9. En sixième lieu, aux termes de l’article 421-1 du code de l’entrée et du séjour des étrangers et du droit d’asile : « L’étranger qui exerce une activité salariée sous contrat de travail à durée indéterminée se voit délivrer une carte de séjour temporaire portant la mention » salarié « d’une durée maximale d’un an. La délivrance de cette carte de séjour est subordonnée à la détention préalable d’une autorisation de travail, dans les conditions prévues par les articles L. 5221-2 et suivants du code du travail. ».

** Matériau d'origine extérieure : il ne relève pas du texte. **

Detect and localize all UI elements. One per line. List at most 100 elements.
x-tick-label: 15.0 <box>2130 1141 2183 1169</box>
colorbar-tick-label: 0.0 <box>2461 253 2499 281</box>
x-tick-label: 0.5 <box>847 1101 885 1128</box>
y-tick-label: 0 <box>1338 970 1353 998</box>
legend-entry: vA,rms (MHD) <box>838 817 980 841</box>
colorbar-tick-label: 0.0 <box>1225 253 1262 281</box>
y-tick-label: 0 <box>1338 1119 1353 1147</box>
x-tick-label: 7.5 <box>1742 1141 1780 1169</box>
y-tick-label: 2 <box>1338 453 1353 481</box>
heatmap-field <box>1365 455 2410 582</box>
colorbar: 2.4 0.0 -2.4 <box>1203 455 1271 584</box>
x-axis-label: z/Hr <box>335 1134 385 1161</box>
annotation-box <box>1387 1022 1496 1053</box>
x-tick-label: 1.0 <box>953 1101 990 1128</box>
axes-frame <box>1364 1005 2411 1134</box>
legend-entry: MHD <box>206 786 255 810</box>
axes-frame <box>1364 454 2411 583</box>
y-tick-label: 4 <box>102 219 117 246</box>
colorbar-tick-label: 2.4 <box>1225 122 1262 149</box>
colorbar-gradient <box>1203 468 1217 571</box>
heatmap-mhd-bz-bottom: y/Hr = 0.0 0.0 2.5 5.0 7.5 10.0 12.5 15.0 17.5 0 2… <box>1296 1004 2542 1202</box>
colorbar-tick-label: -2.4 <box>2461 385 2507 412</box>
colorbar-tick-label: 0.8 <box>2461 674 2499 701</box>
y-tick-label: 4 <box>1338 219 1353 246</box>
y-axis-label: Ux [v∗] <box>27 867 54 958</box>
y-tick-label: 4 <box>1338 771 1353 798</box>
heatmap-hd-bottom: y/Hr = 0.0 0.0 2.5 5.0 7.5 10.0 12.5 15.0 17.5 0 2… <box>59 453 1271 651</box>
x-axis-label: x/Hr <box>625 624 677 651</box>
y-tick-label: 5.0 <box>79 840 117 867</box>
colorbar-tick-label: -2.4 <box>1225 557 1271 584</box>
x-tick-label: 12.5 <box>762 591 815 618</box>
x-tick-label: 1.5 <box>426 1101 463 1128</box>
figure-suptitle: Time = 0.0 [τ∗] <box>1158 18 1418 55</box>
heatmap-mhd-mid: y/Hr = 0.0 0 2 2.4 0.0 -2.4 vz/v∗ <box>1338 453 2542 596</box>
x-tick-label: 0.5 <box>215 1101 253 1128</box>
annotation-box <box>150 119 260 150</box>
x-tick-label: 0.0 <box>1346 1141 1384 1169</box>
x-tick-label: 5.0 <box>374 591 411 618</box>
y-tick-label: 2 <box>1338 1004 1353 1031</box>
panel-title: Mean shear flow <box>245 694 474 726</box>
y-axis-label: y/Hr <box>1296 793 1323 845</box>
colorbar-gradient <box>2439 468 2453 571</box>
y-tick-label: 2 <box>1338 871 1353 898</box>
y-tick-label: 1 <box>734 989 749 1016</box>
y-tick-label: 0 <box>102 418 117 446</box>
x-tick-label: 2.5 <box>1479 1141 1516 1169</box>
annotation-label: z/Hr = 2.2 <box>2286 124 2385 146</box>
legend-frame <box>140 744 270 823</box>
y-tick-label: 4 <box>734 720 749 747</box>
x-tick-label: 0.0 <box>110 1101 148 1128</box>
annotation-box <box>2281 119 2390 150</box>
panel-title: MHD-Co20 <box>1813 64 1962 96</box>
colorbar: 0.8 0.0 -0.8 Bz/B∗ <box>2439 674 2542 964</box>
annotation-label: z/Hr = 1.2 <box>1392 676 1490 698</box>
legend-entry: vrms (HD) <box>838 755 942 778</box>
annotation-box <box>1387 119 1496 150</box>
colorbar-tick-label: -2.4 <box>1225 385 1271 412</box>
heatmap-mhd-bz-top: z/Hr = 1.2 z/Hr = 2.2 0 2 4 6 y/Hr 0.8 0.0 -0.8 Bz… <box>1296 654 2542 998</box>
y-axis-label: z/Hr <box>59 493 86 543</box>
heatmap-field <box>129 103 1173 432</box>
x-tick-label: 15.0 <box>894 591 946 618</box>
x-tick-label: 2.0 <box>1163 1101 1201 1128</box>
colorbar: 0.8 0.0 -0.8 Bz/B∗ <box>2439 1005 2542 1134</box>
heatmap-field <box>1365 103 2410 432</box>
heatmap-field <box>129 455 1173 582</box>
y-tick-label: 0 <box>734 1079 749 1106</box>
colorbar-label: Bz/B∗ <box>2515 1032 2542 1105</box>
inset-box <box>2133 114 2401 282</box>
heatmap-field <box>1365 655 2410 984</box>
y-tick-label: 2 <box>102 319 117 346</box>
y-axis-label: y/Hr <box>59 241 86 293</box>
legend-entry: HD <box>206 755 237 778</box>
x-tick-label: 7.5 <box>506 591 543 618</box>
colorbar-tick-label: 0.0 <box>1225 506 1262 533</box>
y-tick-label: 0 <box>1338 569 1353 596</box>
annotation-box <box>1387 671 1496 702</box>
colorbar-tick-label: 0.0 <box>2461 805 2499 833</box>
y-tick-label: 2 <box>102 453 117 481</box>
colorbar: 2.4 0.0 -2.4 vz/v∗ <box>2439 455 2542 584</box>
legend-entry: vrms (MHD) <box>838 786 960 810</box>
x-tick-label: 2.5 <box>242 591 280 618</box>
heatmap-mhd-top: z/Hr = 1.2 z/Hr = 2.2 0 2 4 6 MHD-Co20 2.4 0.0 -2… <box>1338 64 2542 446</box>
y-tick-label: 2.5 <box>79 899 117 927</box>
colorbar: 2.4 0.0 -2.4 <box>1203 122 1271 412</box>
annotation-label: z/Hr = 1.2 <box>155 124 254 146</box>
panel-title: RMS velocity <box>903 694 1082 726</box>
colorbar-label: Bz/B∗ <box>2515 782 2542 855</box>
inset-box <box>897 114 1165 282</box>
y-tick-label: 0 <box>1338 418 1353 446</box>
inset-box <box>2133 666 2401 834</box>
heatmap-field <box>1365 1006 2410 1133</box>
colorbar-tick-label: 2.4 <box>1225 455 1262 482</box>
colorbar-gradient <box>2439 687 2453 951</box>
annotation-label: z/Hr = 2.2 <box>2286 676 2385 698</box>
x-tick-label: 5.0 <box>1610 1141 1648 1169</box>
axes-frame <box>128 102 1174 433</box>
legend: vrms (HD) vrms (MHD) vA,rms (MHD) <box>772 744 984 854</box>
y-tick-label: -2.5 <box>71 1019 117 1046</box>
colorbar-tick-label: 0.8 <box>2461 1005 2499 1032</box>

10. Il ressort des pièces du dossier que si une demande d’autorisation de travail pour Mme A a été effectuée par un de ses employeurs, les requérants n’établissent pas qu’une suite favorable aurait été donnée à cette demande. Dès lors, Mme A n’entre pas dans le champ d’application des dispositions précitées et le moyen tiré de leur méconnaissance doit être écarté. S’agissant de M. A, le moyen tiré de la méconnaissance des dispositions précitées n’est pas assorti des précisions suffisantes permettant d’en apprécier le bien-fondé, et doit dès lors être écarté.
11. En septième lieu, aux termes de l’article L. 435-1 du code de l’entrée et du séjour des étrangers et du droit d’asile : « L’étranger dont l’admission au séjour répond à des considérations humanitaires ou se justifie au regard des motifs exceptionnels qu’il fait valoir peut se voir délivrer une carte de séjour temporaire portant la mention » salarié « , » travailleur temporaire « ou » vie privée et familiale « , sans que soit opposable la condition prévue à l’article L. 412-1. »
12. M. et Mme A font valoir les mêmes éléments que ceux énoncés au point 8. Toutefois, ces circonstances ne peuvent être regardées comme constituant des motifs exceptionnels ou des considérations humanitaires au sens de l’article précité. Dès lors, le moyen tiré de la méconnaissance de ces dispositions doit être écarté.
13. Il résulte de ce qui précède que M. et Mme A ne sont pas fondés à demander l’annulation des décisions attaquées ni, par voie de conséquence, l’annulation de la décision fixant le pays de renvoi et qu’il soit enjoint au préfet de police de Paris de réexaminer leur situation. Dès lors, les requêtes de M. et Mme A doivent être rejetées, y compris les conclusions présentées sur le fondement de l’article L. 761-1 du code de justice administrative.
D E C I D E :
Article 1er : Les requêtes de M. et Mme A sont rejetées.
Article 2 : Le présent jugement sera notifié à Mme B I A, à M. C A et au préfet de police de Paris.
Délibéré après l’audience du 7 mai 2025 à laquelle siégeaient :
M. Davesne, président,
Mme Lamarche, première conseillère,
M. Tanzarella Hartmann, conseiller.
Rendu public par mise à disposition au greffe le 5 juin 2025.
Le rapporteur,
V. Tanzarella HartmannLe président,
S. Davesne
La greffière,
V. Lagrède
La République mande et ordonne au préfet de police de Paris en ce qui le concerne, ou à tous commissaires de justice à ce requis, en ce qui concerne les voies de droit commun contre les parties privées, de pourvoir à l’exécution du présent jugement.